Auch Deutschland wird von der Plastikflut überschwemmt. Kunststoffe haben im Laufe der letzten gut 60 Jahre jeden Lebensbereich durchdrungen, weltweit. Plastikverpackungen sind dabei nur das sichtbarste Symptom dieser Entwicklung. Synthetische Materialien sind aus Spielzeug, Autos und Gebäuden nicht wegzudenken. Plastik ist der Stoff, aus dem die Moderne ist. 500 Jahre braucht eine Plastiktüte, um zu zerfallen. Und eben diese Langlebigkeit schafft Probleme. Denn von den 8,3 Milliarden Tonnen Plastik, die die Menschheit bis heute produziert hat, landeten mehr als drei Viertel im Müll. Und nur ein kleiner Teil davon wird wiederverwertet oder verbrannt. Die Folge: Der Planet erstickt am ewigen Einwegplastik. Wenn der Effekt des eigenen Engagements nicht sichtbar ist, schwindet die Motivation zum Umweltschutz. Soll er wirksam sein, muss Umweltschutz daher mindestens international angelegt sein.
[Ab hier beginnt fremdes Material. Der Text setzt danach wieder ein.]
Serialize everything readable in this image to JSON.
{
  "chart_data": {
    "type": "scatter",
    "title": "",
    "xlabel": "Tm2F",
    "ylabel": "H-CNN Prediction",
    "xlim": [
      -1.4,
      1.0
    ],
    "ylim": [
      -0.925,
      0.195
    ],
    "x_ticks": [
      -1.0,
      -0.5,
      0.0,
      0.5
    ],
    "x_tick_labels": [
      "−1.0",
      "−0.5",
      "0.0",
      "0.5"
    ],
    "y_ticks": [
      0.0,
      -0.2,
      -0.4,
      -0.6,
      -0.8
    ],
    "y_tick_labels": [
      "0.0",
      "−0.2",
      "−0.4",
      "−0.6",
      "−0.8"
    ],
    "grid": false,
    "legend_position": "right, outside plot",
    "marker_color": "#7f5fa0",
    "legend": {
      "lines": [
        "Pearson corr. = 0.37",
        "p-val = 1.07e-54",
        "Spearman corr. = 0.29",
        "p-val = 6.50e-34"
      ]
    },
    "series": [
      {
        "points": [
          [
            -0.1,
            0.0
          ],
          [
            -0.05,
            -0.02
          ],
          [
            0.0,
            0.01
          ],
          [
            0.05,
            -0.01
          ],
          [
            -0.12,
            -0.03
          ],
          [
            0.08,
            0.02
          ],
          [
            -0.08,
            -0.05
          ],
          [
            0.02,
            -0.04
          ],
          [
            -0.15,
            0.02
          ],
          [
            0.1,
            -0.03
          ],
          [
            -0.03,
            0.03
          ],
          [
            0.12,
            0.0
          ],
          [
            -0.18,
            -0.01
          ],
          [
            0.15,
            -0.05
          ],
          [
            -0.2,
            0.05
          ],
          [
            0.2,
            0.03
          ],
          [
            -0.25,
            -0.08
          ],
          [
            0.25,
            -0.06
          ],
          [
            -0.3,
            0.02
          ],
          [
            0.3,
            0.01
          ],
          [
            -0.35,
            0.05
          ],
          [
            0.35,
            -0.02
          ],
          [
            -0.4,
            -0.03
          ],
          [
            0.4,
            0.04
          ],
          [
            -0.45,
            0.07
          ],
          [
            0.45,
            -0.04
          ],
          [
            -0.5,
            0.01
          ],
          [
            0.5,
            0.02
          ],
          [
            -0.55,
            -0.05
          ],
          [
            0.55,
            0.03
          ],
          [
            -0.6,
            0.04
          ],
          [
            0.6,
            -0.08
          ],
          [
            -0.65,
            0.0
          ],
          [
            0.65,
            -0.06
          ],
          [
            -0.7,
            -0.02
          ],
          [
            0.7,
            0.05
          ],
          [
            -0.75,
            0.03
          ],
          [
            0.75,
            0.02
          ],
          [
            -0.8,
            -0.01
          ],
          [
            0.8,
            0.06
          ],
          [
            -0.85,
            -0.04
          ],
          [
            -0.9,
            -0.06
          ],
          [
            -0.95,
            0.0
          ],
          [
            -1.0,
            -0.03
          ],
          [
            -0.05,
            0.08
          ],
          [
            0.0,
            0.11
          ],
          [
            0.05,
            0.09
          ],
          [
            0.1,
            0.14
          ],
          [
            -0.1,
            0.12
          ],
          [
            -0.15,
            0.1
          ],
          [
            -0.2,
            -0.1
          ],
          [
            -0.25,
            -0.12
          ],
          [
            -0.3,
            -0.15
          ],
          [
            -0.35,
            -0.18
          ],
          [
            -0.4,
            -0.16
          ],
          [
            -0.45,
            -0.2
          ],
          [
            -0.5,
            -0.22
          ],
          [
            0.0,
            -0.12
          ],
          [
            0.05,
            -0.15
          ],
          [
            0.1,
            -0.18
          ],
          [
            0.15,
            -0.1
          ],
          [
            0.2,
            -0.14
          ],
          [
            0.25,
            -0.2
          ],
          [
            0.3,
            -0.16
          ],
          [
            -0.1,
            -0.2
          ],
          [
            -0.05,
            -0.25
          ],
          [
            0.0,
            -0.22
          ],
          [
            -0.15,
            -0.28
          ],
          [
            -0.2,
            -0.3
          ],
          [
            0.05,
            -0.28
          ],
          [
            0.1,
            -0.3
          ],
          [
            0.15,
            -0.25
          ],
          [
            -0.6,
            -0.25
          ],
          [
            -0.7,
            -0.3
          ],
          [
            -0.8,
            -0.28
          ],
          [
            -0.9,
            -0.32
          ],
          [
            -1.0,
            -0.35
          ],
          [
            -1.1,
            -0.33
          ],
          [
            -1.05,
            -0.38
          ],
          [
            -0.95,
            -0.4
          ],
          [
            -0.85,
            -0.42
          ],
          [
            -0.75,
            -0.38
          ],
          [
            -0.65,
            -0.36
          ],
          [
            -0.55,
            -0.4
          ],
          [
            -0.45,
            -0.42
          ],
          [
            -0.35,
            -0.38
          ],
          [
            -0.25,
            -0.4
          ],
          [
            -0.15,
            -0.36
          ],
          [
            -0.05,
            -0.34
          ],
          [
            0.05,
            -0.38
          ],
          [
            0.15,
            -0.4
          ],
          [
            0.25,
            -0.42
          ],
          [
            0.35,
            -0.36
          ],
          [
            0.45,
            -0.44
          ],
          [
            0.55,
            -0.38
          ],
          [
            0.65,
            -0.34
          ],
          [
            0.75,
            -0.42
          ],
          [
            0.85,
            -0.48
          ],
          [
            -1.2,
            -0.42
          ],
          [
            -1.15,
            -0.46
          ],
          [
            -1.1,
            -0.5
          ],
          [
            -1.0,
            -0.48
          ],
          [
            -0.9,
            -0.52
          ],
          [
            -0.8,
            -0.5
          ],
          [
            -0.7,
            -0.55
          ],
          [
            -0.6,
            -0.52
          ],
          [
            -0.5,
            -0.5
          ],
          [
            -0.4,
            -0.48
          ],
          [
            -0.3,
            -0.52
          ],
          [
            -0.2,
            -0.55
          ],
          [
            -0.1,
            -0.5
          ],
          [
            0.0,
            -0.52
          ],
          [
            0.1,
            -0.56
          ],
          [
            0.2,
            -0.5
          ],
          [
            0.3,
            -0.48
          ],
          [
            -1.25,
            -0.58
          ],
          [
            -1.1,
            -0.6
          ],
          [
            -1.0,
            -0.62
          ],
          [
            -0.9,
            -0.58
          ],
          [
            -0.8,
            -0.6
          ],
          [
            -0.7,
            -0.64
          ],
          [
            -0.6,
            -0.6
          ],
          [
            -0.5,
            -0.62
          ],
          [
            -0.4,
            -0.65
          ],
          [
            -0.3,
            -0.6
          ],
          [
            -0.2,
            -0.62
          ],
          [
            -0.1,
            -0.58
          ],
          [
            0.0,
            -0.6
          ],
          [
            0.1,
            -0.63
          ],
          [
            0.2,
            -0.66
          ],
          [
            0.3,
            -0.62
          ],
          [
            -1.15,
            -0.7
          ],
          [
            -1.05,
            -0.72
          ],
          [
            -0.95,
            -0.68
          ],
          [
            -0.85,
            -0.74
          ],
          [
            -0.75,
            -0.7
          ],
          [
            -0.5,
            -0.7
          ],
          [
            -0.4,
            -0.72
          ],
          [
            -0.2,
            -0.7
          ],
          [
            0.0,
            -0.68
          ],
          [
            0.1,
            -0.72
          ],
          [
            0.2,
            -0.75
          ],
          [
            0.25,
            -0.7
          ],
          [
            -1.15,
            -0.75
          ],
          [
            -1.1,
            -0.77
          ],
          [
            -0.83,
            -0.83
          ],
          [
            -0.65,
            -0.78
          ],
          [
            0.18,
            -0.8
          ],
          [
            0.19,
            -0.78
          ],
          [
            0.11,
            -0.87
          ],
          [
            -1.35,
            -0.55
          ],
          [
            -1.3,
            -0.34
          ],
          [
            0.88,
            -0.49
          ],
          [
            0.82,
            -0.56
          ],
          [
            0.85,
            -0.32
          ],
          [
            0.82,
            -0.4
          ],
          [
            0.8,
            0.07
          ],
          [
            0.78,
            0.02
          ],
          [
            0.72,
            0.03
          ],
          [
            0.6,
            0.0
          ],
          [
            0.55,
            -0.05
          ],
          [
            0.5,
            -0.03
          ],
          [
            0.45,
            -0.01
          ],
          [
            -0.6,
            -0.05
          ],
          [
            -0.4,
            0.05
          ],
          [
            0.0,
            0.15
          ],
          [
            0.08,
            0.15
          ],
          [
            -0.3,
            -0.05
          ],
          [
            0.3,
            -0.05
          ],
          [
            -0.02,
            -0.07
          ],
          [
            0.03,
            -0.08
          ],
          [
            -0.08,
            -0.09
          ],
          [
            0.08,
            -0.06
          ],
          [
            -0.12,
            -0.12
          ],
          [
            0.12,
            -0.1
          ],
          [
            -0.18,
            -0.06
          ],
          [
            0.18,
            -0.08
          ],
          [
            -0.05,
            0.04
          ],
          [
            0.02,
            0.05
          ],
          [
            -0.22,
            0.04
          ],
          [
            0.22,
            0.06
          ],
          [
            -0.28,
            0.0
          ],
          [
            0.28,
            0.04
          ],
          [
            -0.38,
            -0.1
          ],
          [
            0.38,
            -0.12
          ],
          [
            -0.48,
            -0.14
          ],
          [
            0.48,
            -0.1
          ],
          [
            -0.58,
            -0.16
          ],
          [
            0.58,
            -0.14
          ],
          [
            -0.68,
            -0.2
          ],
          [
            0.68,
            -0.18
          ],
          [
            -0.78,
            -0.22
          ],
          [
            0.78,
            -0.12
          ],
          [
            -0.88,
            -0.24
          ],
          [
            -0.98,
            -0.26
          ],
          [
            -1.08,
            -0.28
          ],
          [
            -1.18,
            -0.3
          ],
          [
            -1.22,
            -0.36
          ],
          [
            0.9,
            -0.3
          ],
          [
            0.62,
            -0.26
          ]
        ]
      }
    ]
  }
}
Die Neue Westfälische widmet sich dem Thema in einem Kommentar: So ist es demnach erfreulich, dass die EU-Kommission gestern eine Strategie zur Reduzierung von Plastikmüll vorgelegt hat. Die EU will Unternehmen Anreize zum Wiederverwerten von Kunststoffen bieten. Subventionen für die Entwicklung alternativer Materialien sollen die Abhängigkeit von Plastik mindern. Das Verklappen von Plastikmüll ins Meer soll strenger geahndet werden. Das sind gute, erste Schritte. Weitere müssen rasch folgen. Die Sache eilt, nachdem China zu Jahresbeginn den Import von Plastikmüll gestoppt hat. Immerhin knapp zehn Prozent der deutschen Plastikabfälle wurden bisher nach Fernost verschifft: Künftig bleibt Europa auf mehr Müll sitzen. Die Kommission weiß um den Handlungsdruck. Haushaltskommissar Günther Oettinger hat eine Steuer auf Plastik ins Gespräch gebracht. Diese könne Müll reduzieren helfen und zum Schließen der Brexit-Etat-Lücke beitragen. Damit wäre eine EU-weite Plastik-Steuer von doppeltem Nutzen. Dass sich der Konsum von Plastik über Zusatzkosten mindern lässt, hat ja bereits das Ende der Gratis-Plastiktüten im Einzelhandel gezeigt. Soll sie jedoch nicht nur die Brüsseler Kasse füllen, sondern Plastikmüll zurückdrängen, dürfte eine EU-Plastik-Steuer nicht einzig dem Verbraucher aufgedrückt werden. Sie müsste schon bei den Herstellern ansetzen und diese zu mehr Nachhaltigkeit bewegen. Damit die Plastikzeit eine Episode der Menschheitsgeschichte bleibt.